Kin Cheung/AP Photo
Labour Party leader Keir Starmer smiles as he speaks to his supporters at the Tate Modern in London, Friday, July 5, 2024.
The Labour Party won about 412 seats in the House of Commons, just below Tony Blair’s 1997 record victory; meanwhile the Tories fell to about 121, their worst showing ever. But polls had predicted that Labour would beat the Tories in the popular vote by about 20 points. In the election, they won by only ten points, about 34 pecent to the Tories’ 24 percent.
This was far below Labour’s performance in several recent elections. In fact, Labour got a much higher share of the popular vote (40 percent) in 2017, when they lost the House of Commons, than this year when they won.
Labour’s vote was well over 40 percent in ten other postwar elections, beginning with its first great victory in 1945. And turnout this year, at just under 60 percent, was the lowest since 2001.
So this victory was less than an overwhelming mandate than a spectacular Tory collapse. The fact that a one-third popular vote for Labour translated into a two thirds majority in the House of Commons is due widespread disgust with the Tories and the fact that the conservative vote was split between the Tories and Nigel Farage’s far-right Reform party, combined with Britain’s “first-past-the-post” system of awarding seats.

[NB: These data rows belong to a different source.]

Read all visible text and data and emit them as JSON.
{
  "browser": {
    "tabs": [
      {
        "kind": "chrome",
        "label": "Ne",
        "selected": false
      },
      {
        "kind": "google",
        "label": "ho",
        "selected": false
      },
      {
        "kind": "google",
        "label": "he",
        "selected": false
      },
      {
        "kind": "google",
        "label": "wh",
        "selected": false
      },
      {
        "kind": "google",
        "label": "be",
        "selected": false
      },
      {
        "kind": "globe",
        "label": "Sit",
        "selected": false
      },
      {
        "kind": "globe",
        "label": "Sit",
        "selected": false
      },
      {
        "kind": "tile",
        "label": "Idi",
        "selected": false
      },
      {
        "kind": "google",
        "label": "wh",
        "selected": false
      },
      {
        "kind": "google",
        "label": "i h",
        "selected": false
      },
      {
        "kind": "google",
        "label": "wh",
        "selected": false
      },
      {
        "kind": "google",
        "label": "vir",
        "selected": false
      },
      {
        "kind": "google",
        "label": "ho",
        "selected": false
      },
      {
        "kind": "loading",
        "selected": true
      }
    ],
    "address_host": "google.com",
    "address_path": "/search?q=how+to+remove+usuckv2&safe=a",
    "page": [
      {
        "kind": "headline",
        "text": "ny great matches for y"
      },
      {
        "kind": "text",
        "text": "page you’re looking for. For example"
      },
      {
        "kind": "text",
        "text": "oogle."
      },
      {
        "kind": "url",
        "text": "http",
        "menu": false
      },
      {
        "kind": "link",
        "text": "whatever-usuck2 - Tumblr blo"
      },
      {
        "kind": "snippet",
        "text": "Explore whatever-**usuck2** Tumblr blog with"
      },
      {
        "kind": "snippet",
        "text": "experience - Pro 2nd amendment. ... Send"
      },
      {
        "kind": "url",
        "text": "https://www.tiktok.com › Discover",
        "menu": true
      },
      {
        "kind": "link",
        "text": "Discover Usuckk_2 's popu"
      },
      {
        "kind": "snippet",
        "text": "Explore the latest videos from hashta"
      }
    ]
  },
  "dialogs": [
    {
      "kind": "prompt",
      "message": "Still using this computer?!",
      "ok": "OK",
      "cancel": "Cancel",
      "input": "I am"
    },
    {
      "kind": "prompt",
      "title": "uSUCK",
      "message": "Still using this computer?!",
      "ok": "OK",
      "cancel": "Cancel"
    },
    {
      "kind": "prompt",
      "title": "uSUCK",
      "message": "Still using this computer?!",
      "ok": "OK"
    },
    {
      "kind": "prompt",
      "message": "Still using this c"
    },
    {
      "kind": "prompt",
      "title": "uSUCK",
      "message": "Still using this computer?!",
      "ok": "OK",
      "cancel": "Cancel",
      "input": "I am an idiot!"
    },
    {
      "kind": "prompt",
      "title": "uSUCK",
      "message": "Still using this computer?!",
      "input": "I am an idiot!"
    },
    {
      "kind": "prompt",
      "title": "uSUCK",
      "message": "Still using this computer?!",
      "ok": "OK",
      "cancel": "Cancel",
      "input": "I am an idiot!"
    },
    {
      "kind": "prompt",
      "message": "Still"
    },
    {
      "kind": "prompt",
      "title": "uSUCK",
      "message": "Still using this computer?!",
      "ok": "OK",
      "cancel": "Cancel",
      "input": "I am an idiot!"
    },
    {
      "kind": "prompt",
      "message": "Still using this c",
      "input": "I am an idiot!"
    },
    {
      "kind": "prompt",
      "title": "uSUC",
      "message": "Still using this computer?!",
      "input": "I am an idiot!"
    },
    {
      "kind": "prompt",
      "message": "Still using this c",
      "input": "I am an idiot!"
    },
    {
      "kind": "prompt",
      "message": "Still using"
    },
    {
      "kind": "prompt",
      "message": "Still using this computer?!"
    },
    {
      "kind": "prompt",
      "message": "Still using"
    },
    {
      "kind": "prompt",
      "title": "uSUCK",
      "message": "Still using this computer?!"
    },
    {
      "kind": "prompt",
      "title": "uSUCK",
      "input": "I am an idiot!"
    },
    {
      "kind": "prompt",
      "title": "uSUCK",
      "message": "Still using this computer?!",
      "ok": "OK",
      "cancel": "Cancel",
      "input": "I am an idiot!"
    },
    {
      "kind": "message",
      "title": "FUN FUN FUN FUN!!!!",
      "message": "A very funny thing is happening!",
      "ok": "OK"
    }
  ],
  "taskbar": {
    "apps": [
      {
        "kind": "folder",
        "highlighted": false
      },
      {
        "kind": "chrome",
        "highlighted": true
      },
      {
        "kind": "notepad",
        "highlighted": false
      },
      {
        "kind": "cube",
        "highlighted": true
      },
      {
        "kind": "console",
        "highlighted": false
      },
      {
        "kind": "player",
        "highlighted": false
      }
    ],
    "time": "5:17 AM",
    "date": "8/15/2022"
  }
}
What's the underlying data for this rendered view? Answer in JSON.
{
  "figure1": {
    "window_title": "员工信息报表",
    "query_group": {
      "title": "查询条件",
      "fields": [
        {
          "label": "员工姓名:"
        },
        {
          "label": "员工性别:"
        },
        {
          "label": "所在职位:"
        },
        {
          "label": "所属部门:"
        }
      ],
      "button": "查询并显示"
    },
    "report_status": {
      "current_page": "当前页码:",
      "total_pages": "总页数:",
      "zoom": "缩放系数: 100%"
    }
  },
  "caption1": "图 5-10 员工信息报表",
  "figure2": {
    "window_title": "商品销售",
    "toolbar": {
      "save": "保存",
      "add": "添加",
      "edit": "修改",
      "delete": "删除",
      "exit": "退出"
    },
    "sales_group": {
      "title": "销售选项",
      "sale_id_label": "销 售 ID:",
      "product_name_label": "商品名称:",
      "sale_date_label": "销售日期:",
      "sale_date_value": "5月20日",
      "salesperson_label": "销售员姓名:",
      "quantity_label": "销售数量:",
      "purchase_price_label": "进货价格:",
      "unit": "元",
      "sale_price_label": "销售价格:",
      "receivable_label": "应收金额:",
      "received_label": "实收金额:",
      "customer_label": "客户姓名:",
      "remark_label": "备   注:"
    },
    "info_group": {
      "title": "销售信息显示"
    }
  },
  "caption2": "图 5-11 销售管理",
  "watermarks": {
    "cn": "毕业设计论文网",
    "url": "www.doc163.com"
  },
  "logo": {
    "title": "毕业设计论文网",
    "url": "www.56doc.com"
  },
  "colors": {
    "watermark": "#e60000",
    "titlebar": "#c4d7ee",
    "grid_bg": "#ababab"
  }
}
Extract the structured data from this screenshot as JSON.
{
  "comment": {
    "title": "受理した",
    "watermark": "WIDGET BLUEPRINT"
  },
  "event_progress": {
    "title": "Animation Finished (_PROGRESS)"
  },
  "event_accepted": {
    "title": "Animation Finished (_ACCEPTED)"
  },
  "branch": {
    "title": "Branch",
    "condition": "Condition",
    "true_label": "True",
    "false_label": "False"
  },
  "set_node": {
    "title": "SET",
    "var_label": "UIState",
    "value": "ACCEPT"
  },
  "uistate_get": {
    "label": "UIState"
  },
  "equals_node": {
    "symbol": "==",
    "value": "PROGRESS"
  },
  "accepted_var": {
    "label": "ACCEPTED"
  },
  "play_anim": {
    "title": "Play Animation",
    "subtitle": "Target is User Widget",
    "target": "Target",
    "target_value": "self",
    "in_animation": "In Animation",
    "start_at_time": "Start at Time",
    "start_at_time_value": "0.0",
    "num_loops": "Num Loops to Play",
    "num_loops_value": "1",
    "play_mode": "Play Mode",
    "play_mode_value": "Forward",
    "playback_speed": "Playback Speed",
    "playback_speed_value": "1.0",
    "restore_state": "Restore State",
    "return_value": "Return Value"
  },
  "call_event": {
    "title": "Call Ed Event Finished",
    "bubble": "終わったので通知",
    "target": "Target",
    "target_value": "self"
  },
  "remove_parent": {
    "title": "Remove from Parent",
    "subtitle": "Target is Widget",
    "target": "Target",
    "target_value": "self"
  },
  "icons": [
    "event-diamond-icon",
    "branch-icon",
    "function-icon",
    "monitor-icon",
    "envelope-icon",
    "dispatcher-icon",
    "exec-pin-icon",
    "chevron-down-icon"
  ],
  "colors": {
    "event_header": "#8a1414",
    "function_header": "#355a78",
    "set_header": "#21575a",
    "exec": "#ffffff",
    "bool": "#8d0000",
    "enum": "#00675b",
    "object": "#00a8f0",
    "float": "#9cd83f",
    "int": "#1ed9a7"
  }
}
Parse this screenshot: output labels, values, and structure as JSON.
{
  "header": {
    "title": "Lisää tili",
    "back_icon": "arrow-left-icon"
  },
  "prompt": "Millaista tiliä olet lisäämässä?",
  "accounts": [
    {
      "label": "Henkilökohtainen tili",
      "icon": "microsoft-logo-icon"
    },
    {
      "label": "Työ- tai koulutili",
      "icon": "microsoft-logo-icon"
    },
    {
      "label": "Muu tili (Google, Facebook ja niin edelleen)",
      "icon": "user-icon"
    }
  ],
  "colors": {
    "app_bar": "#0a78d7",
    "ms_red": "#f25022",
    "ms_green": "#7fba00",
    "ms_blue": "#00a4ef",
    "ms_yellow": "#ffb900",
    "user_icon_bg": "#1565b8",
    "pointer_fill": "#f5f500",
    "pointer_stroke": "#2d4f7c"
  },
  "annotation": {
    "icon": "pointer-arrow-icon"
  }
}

Labour leader Keir Starmer, not wanting to screw up a sure thing, trimmed so much that he depressed support for his party. The good news, however, is that at bottom Starmer is more than the bland technocrat that his detractors claim. He’s even something of a socialist.
Labour has managed to re-inject class into British politics. Starmer resisted pressure to promise no tax increase on the upper classes. He’s serious about massive reinvestment in the National Health Service, which was once the crown jewel of British socialism.
He has also proposed an extension of the 20 percent value added tax to private school fees, which will hit only six percent of the most privileged Brits, and to dedicate the proceeds to under-funded state schools. Effective class warfare doesn’t get much more palpable than that.
Unlike most recent Labour leaders—Tony Blair, Gordon Brown, Ed Miliband or Jeremy Corbyn, all of whom had affluent childhoods, Starmer is actually a product of the working class. His father was a toolmaker; his mother was a nurse. His was a passionately Labour household; he was named for the Labour Party’s first leader, Keir Hardie.
Starmer’s deputy prime minister, Angela Rayner, is a key architect of Labour’s strategy of restoring class to British politics, something that she has lived. Rayner was a mother at 16, she worked in a nursing home before becoming a trade union leader, and then a Labour candidate for Parliament.
British voters, especially the non-rich, have suffered a real slide in living standards since the 2008 financial collapse. This is due to the fatal combination of Tory austerity economics and the suicidal exit from the EU.
The Tory model for the British economy has collapsed, as have Britain’s public services. It no longer works to build Britain’s economy on banking and hope that some of the prosperity trickles down. Brexit has destroyed Britain as a financial center, as well as adding massive costs to ordinary economic activity.
Starmer needs to preside over a serious program of public investment, to modernize Britain’s economy and move it away from the failed model of reliance on finance. If he succeeds, he can claim a real mandate and make Labour the natural majority party for a generation.
He will be helped by the continuing divisions on the right, and the very real prospect that in the next election the Tories could lose even more seats and cease being the official opposition. But as the election showed, Tory collapse is not quite tantamount to Labour success—something that Starmer still needs to earn.